Para usar bien los fertilizantes, es necesario, en cambio, un conocimiento de las condiciones vegetativas de cada planta, que cambia en cada viña de una zona a otra, de modo que se les pueda proporcionar solo la cantidad de nutrientes necesarios. Pero ¿cómo se entiende esto?
Para entenderlo, las empresas que han hecho certificar sus vinos siguen protocolos hechos a medida por los enólogos de la Universidad de Milán, por los ingenieros de las Universidades de Turín y Florencia, por los biólogos del Instituto de Ciencias de las Producciones Alimentarias del CNR y por la Asociación de Enólogos Enotécnicos Italianos, amén de algunas empresas especializadas del sector, que los han seguido paso a paso. El director científico del proyecto es el prof. Attilio Scienza, de la Universidad de Milán.
El método es el de la agricultura de precisión, a la que dedicamos nuestro vídeo, pero el secreto del proyecto lo desvela el nombre. Magis, de hecho, es una palabra latina cuyo significado es «de más», «siempre mejor» y que alude al hecho de que el protocolo de producción no es una serie de prescripciones estáticas, como las disciplinares, sino que está destinado a mejorar año tras año. De hecho, por primera vez las empresas que participan en este proyecto (que son, no obstante, competidores en el mercado) comparten una gran base de datos en la que se vuelcan todos los datos relativos a lo que sucede exactamente en la viña y en todas las operaciones efectuadas. Los datos están a disposición de los investigadores, que los pueden usar para entender cómo mejorar aún más. Entre otras cosas, así se hace un seguimiento exhaustivo de todo el proceso productivo, de una forma transparente. Y al final, naturalmente, el vino lo analiza una entidad certificadora independiente.
En las próximas temporadas, además de fertilizantes y antiparasitarios, el proyecto se ocupará también de la huella de carbono y del control de la calidad del suelo.

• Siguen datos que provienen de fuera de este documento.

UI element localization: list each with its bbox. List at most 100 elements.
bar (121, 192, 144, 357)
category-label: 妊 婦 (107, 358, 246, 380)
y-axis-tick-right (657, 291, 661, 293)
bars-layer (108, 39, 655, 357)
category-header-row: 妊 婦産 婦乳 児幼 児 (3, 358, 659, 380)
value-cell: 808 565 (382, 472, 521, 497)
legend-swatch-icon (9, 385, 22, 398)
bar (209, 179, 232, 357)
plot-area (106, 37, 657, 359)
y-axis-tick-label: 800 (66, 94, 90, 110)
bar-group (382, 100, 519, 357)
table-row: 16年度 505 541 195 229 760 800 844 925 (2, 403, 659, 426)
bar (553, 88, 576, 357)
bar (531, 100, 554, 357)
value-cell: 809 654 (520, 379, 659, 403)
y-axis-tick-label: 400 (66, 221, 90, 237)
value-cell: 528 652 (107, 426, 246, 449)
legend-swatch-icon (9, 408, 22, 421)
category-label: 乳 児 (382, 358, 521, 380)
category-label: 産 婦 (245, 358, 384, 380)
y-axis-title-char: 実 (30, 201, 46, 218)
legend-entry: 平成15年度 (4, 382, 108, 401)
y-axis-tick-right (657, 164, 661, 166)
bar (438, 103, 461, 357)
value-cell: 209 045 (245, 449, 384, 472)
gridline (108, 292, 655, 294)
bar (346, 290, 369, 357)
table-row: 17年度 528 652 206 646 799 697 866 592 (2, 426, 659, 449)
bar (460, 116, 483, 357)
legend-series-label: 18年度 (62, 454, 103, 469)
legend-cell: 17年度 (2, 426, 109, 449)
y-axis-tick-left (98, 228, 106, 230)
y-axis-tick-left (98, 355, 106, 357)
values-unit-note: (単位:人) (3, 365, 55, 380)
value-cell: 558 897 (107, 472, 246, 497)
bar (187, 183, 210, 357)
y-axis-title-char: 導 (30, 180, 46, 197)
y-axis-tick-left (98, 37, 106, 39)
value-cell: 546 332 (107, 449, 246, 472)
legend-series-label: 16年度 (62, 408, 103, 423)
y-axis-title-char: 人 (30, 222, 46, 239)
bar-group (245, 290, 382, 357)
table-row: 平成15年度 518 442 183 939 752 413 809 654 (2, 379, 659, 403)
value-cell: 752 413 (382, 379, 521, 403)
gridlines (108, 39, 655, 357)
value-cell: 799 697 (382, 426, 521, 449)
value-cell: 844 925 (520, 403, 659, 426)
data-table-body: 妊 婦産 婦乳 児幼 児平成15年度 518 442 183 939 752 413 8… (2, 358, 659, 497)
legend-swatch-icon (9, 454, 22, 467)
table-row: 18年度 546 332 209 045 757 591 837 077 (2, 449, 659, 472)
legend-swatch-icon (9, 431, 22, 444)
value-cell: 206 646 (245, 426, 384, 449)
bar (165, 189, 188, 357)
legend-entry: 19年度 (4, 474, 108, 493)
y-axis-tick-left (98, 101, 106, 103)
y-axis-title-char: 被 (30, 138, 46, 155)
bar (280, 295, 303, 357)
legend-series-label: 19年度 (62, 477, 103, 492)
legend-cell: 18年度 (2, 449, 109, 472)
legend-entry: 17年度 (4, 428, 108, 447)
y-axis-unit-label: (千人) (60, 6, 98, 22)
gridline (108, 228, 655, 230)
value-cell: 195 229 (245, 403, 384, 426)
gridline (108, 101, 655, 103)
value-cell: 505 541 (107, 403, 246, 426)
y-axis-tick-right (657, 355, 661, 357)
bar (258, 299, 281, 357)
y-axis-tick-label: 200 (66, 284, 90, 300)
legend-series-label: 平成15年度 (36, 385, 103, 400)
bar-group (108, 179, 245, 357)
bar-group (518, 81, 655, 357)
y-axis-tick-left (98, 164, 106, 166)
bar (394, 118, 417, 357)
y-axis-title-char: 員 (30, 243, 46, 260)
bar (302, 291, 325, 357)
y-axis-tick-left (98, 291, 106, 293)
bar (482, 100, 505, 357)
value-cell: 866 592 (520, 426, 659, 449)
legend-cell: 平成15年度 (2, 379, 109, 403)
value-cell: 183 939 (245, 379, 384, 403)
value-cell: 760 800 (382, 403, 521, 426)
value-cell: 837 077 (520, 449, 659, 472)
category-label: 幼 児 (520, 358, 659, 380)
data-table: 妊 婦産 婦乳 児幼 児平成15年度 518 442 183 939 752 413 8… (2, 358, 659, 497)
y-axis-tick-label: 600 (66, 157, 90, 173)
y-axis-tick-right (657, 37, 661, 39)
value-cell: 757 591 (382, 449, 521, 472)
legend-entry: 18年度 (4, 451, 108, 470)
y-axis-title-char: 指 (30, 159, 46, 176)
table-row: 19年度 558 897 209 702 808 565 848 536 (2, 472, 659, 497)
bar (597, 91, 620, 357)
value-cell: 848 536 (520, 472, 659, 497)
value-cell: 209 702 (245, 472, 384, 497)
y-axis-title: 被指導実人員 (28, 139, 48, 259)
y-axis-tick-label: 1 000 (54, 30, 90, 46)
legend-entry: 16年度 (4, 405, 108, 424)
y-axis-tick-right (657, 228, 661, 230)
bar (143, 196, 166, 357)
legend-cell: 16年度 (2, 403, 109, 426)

Otras 140 empresas de todos los rincones de Italia ya están manos a la obra para producir también ellas un vino con sostenibilidad certificada. ¿Por qué tanto entusiasmo con Magis y con otros proyectos de sostenibilidad que no han llegado todavía a la meta de la certificación? Por la pasión de hacer el trabajo de la mejor forma, naturalmente, pero también porque cuantas menos cosas se hagan en el campo, más se ahorra. Y, además, se satisfacen las demandas de mercados muy atentos a la sostenibilidad y la seguridad como los del norte de Europa y el americano.
¿Quién ganará esta carrera? ¿Los maximalistas o los reformistas? Veremos. Sea como fuere, la competencia jamás había sido tan preciosa.